Vooral de aansluitingsnummers voor het dorp Zandvoort brachten mij in een weemoedige stemming, want veel namen kwamen mij nog zo bekend voor, maar waren inmiddels namen geworden van Zandvoorters die voor het overgrote deel de telefoon niet meer zouden kunnen opnemen en terwijl ik met de pink van mijn linkerhand en de wijsvinger van mijn rechter langzaam door de kolommen gleed, trok een trage stoet van zwijgende gestalten aan mij voorbij, gestalten met levende maar gelooide hoofden, in zonnige maar gesloopte huizen, op uitbundige maar verlaten plaatsen, als losse stukken uit de legpuzzel van mijn jeugd, alfabeties gerangschikt nu en daarmee schijnbaar geordend, maar in feite nog veel chaotieser dan de volgorde waarin ze zich ooit aan mij hadden geopenbaard.
Ik realiseerde me dat wat ik in mijn handen hield een soort gerubriceerd dodenboek was, de namen zwart omkaderd in drie kolommen per pagina, de kleur van het papier een verweerde tint lijk-oker. Een mummiegeur steeg op naar mijn neus en ik onderging een min of meer zelfgezochte bedwelming, want wat of wie had mij ervan kunnen weerhouden dit boek weer dicht te slaan en voor altijd op te bergen?

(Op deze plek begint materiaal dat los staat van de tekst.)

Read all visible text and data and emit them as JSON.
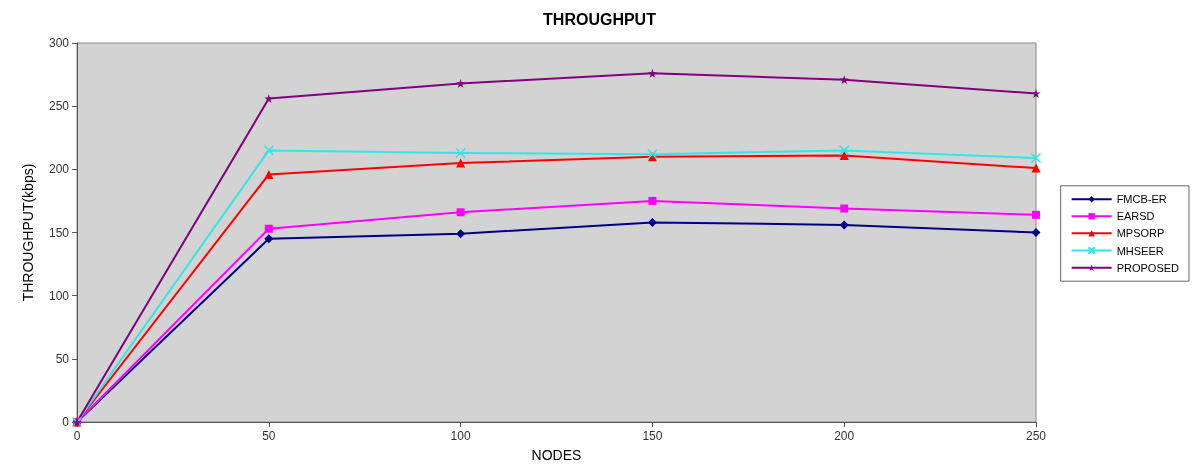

Maar wegleggen kwam niet bij mij op,
| |
| |
integendeel, ik wentelde het boek om en om in mijn handen, onderzocht het van alle kanten, rook aan het papier en dacht de quasi-poëtiese woorden: ‘Wij ruiken hier aan de oksel van de tijd: muf, bedompt, verlept, verdroogd - de oksel van de tijd - geen transpiratie, maar expiratie.’
Niet alle aangeslotenen zouden inmiddels van het leven zijn afgesneden, maar de meesten zeker en van de overigen had ik niet veel meer te vrezen.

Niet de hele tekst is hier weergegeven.